Show Answer & Explanation
Correct Answer: twenty-eight point zero five vols
Explanation: For decimals, say the whole number, then “point,” then each digit, and keep the unit “vols.” This mirrors the model sentence pattern.
USDJPY; 3-month; 25-delta call; eleven point seven vols; ___; at fourteen-thirty London.
Show Answer & Explanation
Correct Answer: unchanged versus the last print
Explanation: The change/reference slot should include direction or status and a clear reference point, e.g., “unchanged versus the last print.”
Error Correction
Incorrect: EuroStoxx 1-month ATM nineteen, down thirty since open, eleven-oh-five Frankfurt.
Show Correction & Explanation
Correct Sentence: EuroStoxx; 1-month; ATM; nineteen vols; down thirty vol bps since the open; at eleven-oh-five Frankfurt.
Explanation: Fixes the frame order, adds the unit “vols,” specifies “vol bps” for the change, and includes a clear time preposition “at.”

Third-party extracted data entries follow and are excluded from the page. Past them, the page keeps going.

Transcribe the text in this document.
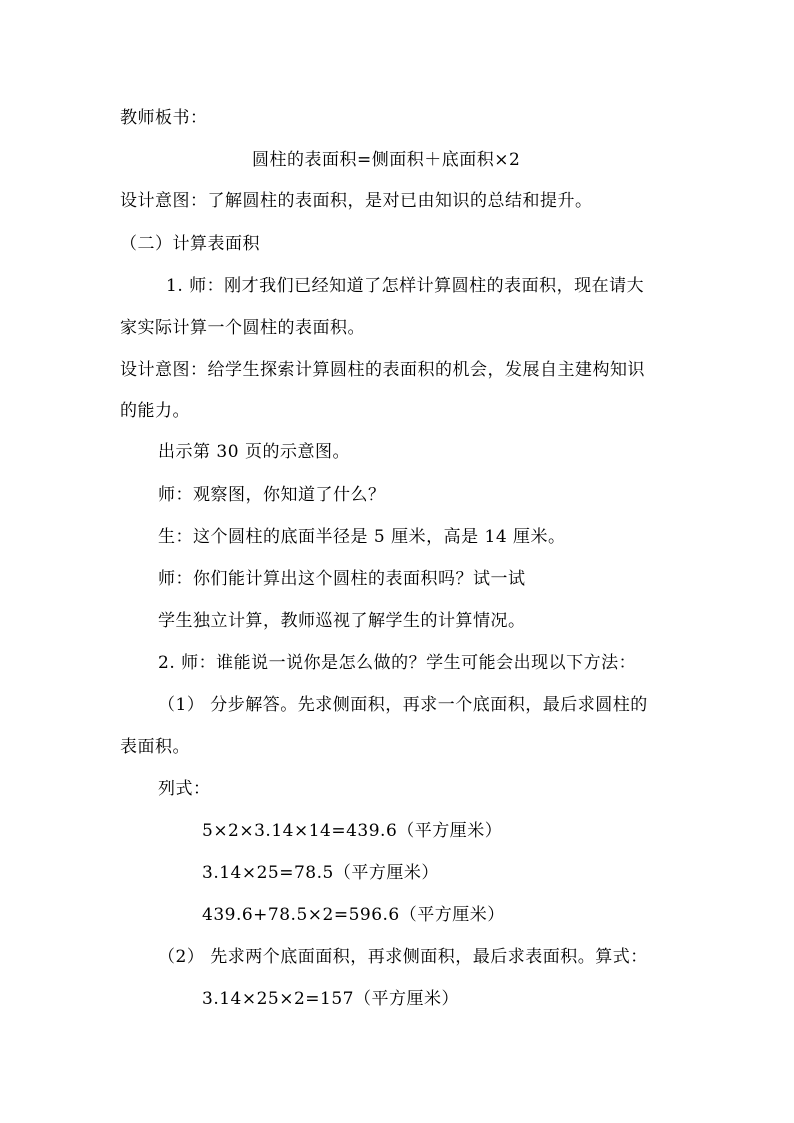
教师板书：
圆柱的表面积=侧面积＋底面积×2
设计意图：了解圆柱的表面积，是对已由知识的总结和提升。
（二）计算表面积
1. 师：刚才我们已经知道了怎样计算圆柱的表面积，现在请大
家实际计算一个圆柱的表面积。
设计意图：给学生探索计算圆柱的表面积的机会，发展自主建构知识
的能力。
出示第 30 页的示意图。
师：观察图，你知道了什么？
生：这个圆柱的底面半径是 5 厘米，高是 14 厘米。
师：你们能计算出这个圆柱的表面积吗？试一试
学生独立计算，教师巡视了解学生的计算情况。
2. 师：谁能说一说你是怎么做的？学生可能会出现以下方法：
（1） 分步解答。先求侧面积，再求一个底面积，最后求圆柱的
表面积。
列式：
5×2×3.14×14=439.6（平方厘米）
3.14×25=78.5（平方厘米）
439.6+78.5×2=596.6（平方厘米）
（2） 先求两个底面面积，再求侧面积，最后求表面积。算式：
3.14×25×2=157（平方厘米）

Incorrect: EURUSD; two-month; ATM; twenty-three point six percent vols; up one; ten-thirty London.
Show Correction & Explanation
Correct Sentence: EURUSD; two-month; ATM; twenty-three point six vols; up one vol versus yesterday’s close; at ten-thirty London.
Explanation: Avoid mixing “percent” with “vols,” add the unit to the change (“one vol”), provide a reference (“versus yesterday’s close”), and include “at” before the time.